Mengenai banyaknya negara lain yang sudah melegalkan ganja medis, seperti diutarakan pemohon dan para saksi ahli, MK menyebut hal itu tidak serta-merta bisa menjadi parameter bahwa Indonesia juga harus melakukan hal yang sama. “Hal ini disebabkan adanya karakter yang berbeda, baik jenis bahan narkotikanya, struktur dan budaya hukum masyarakat dari negara yang bersangkutan, termasuk sarana dan prasarana,“ ujar Hakim Suhartoyo saat membacakan putusan.
MK memutuskan menolak gugatan pemohon, sehingga tetap melarang Narkotika Golongan I untuk pelayanan kesehatan sesuai UU Narkotika, hanya memperbolehkannya digunakan untuk kepentingan ilmu pengetahuan. Meski demikian MK mendorong negara segera melakukan kajian dan penelitian apabila Narkotika Golongan I benar dapat dimanfaatkan untuk pelayanan kesehatan dan terapi. “Diperlukannya peraturan pelaksana. Pemerintah bersama pemangku kepentingan harus mengatur secara detail, mengingat kultur dan struktur hukum di Indonesia masih memerlukan edukasi secara terus-menerus,” kata Anwar.
Keputusan ini menjadi hasil getir dari perjuangan pihak pemohon uji materi sejak 2020, yakni Dwi Pertiwi, Santi Warastuti, Nafiah Murhayanti, Perkumpulan Rumah Cemara, Institute for Criminal Justice Reform (ICJR) dan Perkumpulan Lembaga Bantuan Hukum Masyarakat atau Lembaga Bantuan Hukum Masyarakat (LBHM). Tiga nama individu itu adalah ibu dari anak yang mengidap cerebral palsy, yang mengalami perbaikan kondisi setelah menjalani terapi ganja di luar negeri.
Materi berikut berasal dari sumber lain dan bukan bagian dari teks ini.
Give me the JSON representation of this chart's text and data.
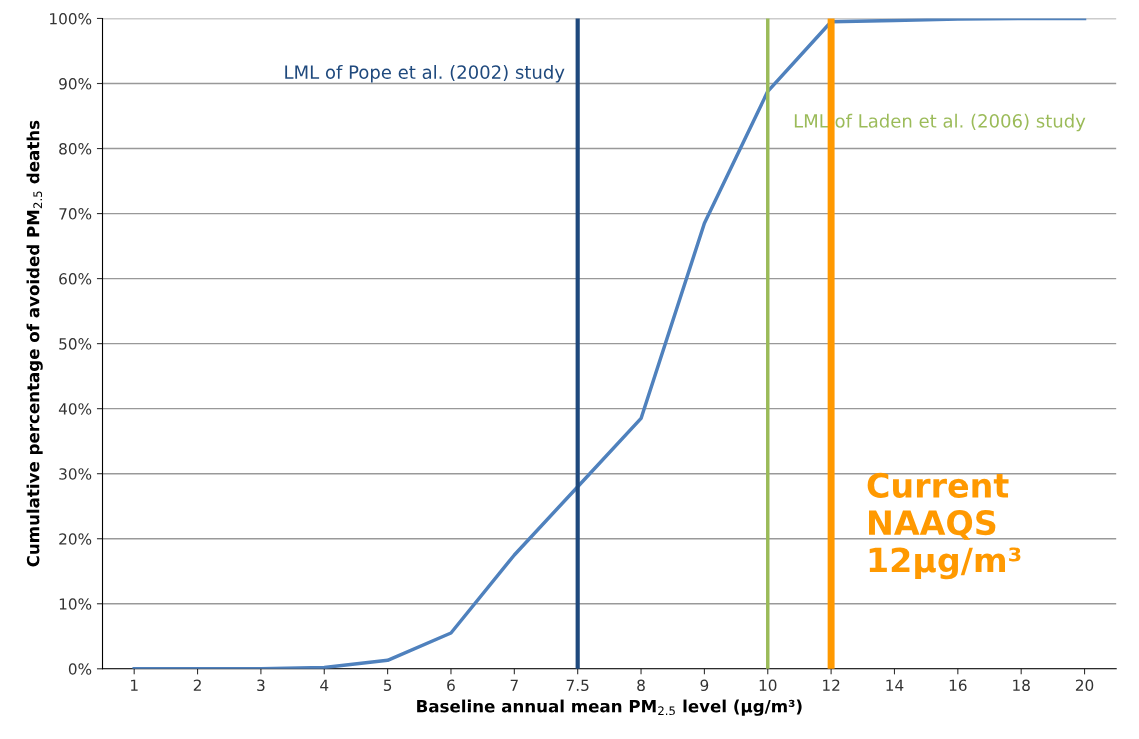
{
  "chart_data": {
    "type": "line",
    "xlabel": "Baseline annual mean PM$_{2.5}$ level (µg/m³)",
    "ylabel": "Cumulative percentage of avoided PM$_{2.5}$ deaths",
    "categories": [
      "1",
      "2",
      "3",
      "4",
      "5",
      "6",
      "7",
      "7.5",
      "8",
      "9",
      "10",
      "12",
      "14",
      "16",
      "18",
      "20"
    ],
    "series": [
      {
        "color": "#4f81bd",
        "values": [
          0,
          0,
          0,
          0.2,
          1.3,
          5.5,
          17.5,
          28,
          38.5,
          68.5,
          88.8,
          99.5,
          99.7,
          99.9,
          100,
          100
        ]
      }
    ],
    "ylim": [
      0,
      100
    ],
    "yticks": [
      {
        "value": 0,
        "label": "0%"
      },
      {
        "value": 10,
        "label": "10%"
      },
      {
        "value": 20,
        "label": "20%"
      },
      {
        "value": 30,
        "label": "30%"
      },
      {
        "value": 40,
        "label": "40%"
      },
      {
        "value": 50,
        "label": "50%"
      },
      {
        "value": 60,
        "label": "60%"
      },
      {
        "value": 70,
        "label": "70%"
      },
      {
        "value": 80,
        "label": "80%"
      },
      {
        "value": 90,
        "label": "90%"
      },
      {
        "value": 100,
        "label": "100%"
      }
    ],
    "grid": "y",
    "marker": "none",
    "line_style": "solid",
    "ref_lines": [
      {
        "axis": "x",
        "value": "7.5",
        "label": "LML of Pope et al. (2002) study",
        "color": "#1f497d"
      },
      {
        "axis": "x",
        "value": "10",
        "label": "LML of Laden et al. (2006) study",
        "color": "#9bbb59"
      },
      {
        "axis": "x",
        "value": "12",
        "label": "Current\nNAAQS\n12µg/m³",
        "color": "#ff9900"
      }
    ]
  }
}
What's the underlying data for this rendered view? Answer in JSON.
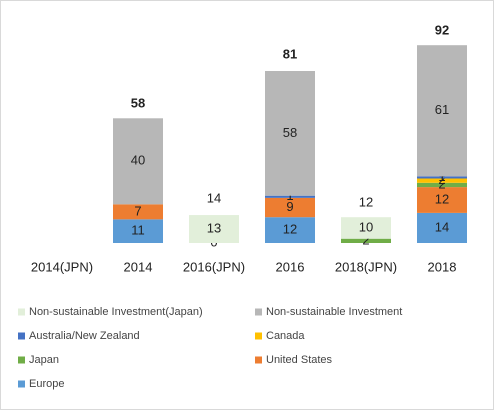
{
  "chart_data": {
    "type": "bar",
    "stacked": true,
    "categories": [
      "2014(JPN)",
      "2014",
      "2016(JPN)",
      "2016",
      "2018(JPN)",
      "2018"
    ],
    "series": [
      {
        "name": "Non-sustainable Investment(Japan)",
        "color": "#e2efda",
        "values": [
          null,
          null,
          13,
          null,
          10,
          null
        ]
      },
      {
        "name": "Non-sustainable Investment",
        "color": "#b7b7b7",
        "values": [
          null,
          40,
          null,
          58,
          null,
          61
        ]
      },
      {
        "name": "Australia/New Zealand",
        "color": "#4472c4",
        "values": [
          null,
          null,
          null,
          1,
          null,
          1
        ]
      },
      {
        "name": "Canada",
        "color": "#ffc000",
        "values": [
          null,
          null,
          null,
          null,
          null,
          2
        ]
      },
      {
        "name": "Japan",
        "color": "#70ad47",
        "values": [
          null,
          null,
          0,
          null,
          2,
          2
        ]
      },
      {
        "name": "United States",
        "color": "#ed7d31",
        "values": [
          null,
          7,
          null,
          9,
          null,
          12
        ]
      },
      {
        "name": "Europe",
        "color": "#5b9bd5",
        "values": [
          null,
          11,
          null,
          12,
          null,
          14
        ]
      }
    ],
    "totals": [
      null,
      58,
      14,
      81,
      12,
      92
    ]
  }
}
Di samping gugatan hukum, Santi juga mendapat banjir dukungan masyarakat kala aksinya menuntut legalisasi ganja di Car Free Day (CFD) di Jakarta setelah fotonya viral. VICE sendiri pernah ngobrol dengan Dwi terkait keputusannya berjuang dengan berbagai cara, termasuk membuat film dokumenter, meski sang anak gagal terselamatkan. Wawancara tersebut bisa dibaca di tautan ini.
Saat VICE meminta komentar awalnya terkait putusan, kuasa hukum pemohon Erasmus Napitupulu mengaku terkejut atas hasil putusan MK, mengingat banyak bukti kuat yang sudah pihaknya hadirkan di persidangan. Selama hampir dua tahun, para pemohon mendatangkan setidaknya enam saksi ahli termasuk peneliti Thailand Pakakrong Kwankhao, negara tetangga di ASEAN yang baru saja melegalkan ganja.
“Kecewa dan kaget dengan semua bukti dan ahli yang kita ajukan ke ruang sidang. Tapi, ada yang menarik. Karena, MK mengakui pentingnya riset, sesuatu yang pemerintah belum lakukan. Jadi agak aneh, pelarangan dibuat tanpa riset, tapi untuk membuka pelarangan itu, kita harus riset,” ujar Erasmus saat dihubungi VICE.